Big companies often run into the same issues, just on a larger scale. If you let one model handle everything, then your training, how new people get started, and even the quality of your decisions will all depend on a tool you don't actually control. You won't be able to inspect its data or even know when it's updated. While that might seem like a win in the short term, the long-term danger is relying entirely on something with no backup.

An illustration of a person transferring a glowing thought from their mind to a computer screen with an AI interface.

What moderation actually looks like

Research on identifying thresholds and diminishing returns is useful because it shows a shift in quality, not just a linear one. Using something moderately and thoughtfully can help your thinking, especially when it keeps you engaged with the problem. But relying on it too much pulls you away from the vital information you need to make sound judgments. Practically speaking, moderation isn't so much about a time limit; it's more about a sequence: connect with the problem, then consult the model, and then make your decision. If you start by simply consulting the model, you'll likely just defer to it. However, if you use it to inform your *final* decision, that's how you truly develop discernment.

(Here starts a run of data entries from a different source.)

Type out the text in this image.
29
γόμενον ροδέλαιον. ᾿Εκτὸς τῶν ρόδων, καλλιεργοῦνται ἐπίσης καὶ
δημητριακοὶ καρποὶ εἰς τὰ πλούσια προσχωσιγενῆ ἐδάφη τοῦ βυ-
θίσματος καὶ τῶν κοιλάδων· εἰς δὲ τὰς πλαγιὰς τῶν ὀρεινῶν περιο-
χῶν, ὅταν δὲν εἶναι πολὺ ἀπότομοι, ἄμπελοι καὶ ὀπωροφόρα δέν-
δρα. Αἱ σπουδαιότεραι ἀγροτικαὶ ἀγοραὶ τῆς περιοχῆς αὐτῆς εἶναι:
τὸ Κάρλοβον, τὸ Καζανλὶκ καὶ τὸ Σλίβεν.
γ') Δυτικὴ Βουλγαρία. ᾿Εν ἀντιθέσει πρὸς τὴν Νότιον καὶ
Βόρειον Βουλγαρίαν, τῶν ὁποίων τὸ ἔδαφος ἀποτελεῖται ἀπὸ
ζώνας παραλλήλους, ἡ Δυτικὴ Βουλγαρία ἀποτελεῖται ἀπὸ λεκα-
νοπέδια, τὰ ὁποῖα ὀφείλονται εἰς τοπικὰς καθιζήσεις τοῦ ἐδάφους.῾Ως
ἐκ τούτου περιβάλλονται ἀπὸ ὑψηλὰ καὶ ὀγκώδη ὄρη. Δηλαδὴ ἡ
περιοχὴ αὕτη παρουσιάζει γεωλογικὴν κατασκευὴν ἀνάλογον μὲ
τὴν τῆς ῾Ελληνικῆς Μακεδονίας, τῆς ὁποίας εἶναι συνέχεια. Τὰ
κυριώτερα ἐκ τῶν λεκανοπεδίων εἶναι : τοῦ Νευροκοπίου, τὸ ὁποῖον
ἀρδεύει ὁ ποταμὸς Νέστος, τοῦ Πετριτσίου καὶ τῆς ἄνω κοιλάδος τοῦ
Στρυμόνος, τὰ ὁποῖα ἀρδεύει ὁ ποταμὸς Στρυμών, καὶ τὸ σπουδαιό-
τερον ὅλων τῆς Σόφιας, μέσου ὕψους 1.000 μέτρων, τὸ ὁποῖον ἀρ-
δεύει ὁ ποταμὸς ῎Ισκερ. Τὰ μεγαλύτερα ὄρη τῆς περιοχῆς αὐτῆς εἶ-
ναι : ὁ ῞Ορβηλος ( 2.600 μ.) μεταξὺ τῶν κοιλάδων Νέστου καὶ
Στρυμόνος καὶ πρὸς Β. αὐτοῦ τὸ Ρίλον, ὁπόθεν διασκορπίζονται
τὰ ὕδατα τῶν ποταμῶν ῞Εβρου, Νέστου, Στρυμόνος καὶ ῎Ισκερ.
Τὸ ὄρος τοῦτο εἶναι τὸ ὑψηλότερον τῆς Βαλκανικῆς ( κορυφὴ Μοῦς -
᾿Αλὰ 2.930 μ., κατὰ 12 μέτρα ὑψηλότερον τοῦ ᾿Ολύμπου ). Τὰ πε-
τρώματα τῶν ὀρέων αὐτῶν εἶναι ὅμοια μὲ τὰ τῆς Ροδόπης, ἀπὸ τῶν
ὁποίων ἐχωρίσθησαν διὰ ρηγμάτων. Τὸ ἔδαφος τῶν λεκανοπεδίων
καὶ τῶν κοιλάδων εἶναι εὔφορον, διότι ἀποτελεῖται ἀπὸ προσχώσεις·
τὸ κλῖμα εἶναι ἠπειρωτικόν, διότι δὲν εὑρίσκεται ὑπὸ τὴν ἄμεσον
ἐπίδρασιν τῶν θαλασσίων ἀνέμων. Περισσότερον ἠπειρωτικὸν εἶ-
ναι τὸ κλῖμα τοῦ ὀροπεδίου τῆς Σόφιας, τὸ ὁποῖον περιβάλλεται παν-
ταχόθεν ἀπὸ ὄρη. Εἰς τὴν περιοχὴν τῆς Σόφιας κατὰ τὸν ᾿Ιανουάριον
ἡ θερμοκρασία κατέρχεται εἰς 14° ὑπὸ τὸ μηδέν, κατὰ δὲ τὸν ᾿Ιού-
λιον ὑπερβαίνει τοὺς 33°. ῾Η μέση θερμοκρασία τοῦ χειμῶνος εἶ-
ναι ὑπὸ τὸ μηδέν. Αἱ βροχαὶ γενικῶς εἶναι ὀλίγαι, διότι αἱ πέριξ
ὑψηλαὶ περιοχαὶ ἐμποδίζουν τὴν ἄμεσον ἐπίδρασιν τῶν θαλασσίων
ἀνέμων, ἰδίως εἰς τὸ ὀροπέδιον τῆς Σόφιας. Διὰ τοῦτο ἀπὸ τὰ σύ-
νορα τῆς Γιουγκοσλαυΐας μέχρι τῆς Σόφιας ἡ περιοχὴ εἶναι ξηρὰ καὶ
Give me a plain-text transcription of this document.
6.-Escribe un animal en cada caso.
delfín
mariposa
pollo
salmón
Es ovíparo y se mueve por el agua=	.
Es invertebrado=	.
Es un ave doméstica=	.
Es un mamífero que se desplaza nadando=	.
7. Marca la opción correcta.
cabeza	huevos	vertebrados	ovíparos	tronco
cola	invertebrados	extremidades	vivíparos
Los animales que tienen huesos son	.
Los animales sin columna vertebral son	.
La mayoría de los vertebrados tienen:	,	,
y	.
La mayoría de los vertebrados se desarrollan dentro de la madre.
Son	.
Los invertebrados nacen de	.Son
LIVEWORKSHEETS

This doesn't mean we should ignore AI. It just means we should be clear about how and when we're using it. Figure out which of your thoughts you want to keep private, then use these tools to protect them. Let the AI handle tasks where the risk of failure is low and speed is the priority. But rely on your own judgment when things are complicated, when people have conflicting interests, or when the consequences of a mistake are significant.

Debt collectors rarely make a big scene. Instead, they show up as little mistakes at crucial moments: a signal missed, a false alarm, or a plan that was just too tight. You can handle the small costs now, or face the full bill unexpectedly later. But either way, someone settles up.